Sadly, and for no scientifically tenable reason, South Carolina does not criminalize cruelty to chickens, although they feel pain and fear just as other animals do, understand sophisticated
intellectual concepts, learn from watching each other, demonstrate self control, worry about the future, and even have cultural knowledge that is passed from generation to generation. Dr. Chris Evans, who studies animal behavior and communication at Macquarie University in Australia, says, “As a trick at conferences, I sometimes list these attributes, without mentioning chickens, and people think I’m talking about monkeys.”

While it is legal to abuse chickens in South Carolina, it is not legal to lie about it—which Mepkin Abbey does. PETA filed complaints with the Federal Trade Commission (FTC), State
Agriculture Department, and attorney general, urging actions to halt Mepkin Abbey’s lies. Mepkin Abbey’s Hens Endured Constant Agony
• At the hatcheries that supply Mepkin Abbey, male chicks—“worthless” because they don’t produce eggs or develop quickly enough to be sold as meat—were often suffocated in plastic bags, decapitated, crushed, or ground up while still alive.3 Those who survived (the ones who end up at the abbey) had the sensitive tips of their beaks cut off with a hot blade. This procedure,
performed without painkillers, not only permanently deprived the hens of the ability to engage in natural behaviors (chickens rely on the use of their beaks to explore their environment) but also caused chronic and acute pain that lasts for more than a month.4,5

  • At Mepkin Abbey, the monks crammed birds into tiny wire “battery cages” that were so small that the animals couldn’t even spread their wings. Their bones became weak and often break because the birds were unable to exercise them. They never saw sunlight, breathe fresh air, or do anything else that is natural and important to them.

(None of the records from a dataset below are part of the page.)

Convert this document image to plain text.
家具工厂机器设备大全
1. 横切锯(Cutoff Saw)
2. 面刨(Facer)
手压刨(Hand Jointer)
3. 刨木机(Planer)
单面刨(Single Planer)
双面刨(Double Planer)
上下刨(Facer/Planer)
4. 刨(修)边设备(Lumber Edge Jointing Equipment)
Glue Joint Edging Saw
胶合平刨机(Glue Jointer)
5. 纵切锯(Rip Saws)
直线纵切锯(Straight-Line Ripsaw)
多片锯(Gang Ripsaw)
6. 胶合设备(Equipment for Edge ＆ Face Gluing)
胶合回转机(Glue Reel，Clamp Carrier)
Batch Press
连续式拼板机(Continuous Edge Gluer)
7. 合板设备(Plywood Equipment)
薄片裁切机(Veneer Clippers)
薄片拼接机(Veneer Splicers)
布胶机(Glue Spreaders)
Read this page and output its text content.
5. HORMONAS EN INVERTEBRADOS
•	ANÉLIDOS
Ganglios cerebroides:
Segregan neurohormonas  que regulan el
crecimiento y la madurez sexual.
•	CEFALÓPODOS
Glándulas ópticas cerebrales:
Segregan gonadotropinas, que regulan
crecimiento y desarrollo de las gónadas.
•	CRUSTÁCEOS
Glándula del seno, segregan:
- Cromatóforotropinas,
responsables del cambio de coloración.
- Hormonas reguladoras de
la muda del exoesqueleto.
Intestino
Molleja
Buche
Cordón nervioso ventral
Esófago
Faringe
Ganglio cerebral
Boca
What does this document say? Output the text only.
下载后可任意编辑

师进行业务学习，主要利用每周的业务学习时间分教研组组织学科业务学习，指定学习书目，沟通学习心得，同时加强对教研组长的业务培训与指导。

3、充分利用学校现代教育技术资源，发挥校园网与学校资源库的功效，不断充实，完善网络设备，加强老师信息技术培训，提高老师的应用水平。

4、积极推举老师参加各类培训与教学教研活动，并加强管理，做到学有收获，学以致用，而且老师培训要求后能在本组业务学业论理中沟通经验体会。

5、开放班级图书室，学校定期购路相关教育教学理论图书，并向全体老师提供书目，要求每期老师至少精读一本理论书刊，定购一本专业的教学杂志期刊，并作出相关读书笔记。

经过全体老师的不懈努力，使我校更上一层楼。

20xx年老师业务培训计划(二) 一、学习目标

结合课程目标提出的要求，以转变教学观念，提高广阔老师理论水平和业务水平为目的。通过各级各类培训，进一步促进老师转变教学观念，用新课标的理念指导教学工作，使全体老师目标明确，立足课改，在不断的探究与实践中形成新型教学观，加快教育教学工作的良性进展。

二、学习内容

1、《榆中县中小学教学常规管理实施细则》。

  • Sick and injured hens were often left to suffer. PETA’s investigator observed two hens with broken legs who were removed from a cage by one of the monks and left to suffer on the floor of the barn for at least 45 minutes while the monk continued to perform routine chores.
  • When the hens’ bodies became so weak that they stop producing eggs, the abbey starved them using a technique called “feed-withdrawal forced molting” in order to shock them into another laying cycle (to increase their economic utility). This practice was so cruel that up to 5 percent of the hens died during the molt, and many of the surviving hens lost all their feathers and much of their body weight.
  • After every last egg had been squeezed from the birds, Mepkin Abbey ships its hens to gruesome slaughterhouses. There, the hens’ fragile—and possibly already broken—legs were snapped into tight metal shackles and the birds were immobilized (but not rendered insensible to pain) with electrified water. Next, the birds—still conscious but unable to move—had their throats cut open with a metal blade. Many missed the blade and end up at the next stage—the scalding-hot defeathering tank—while they were still able to feel pain.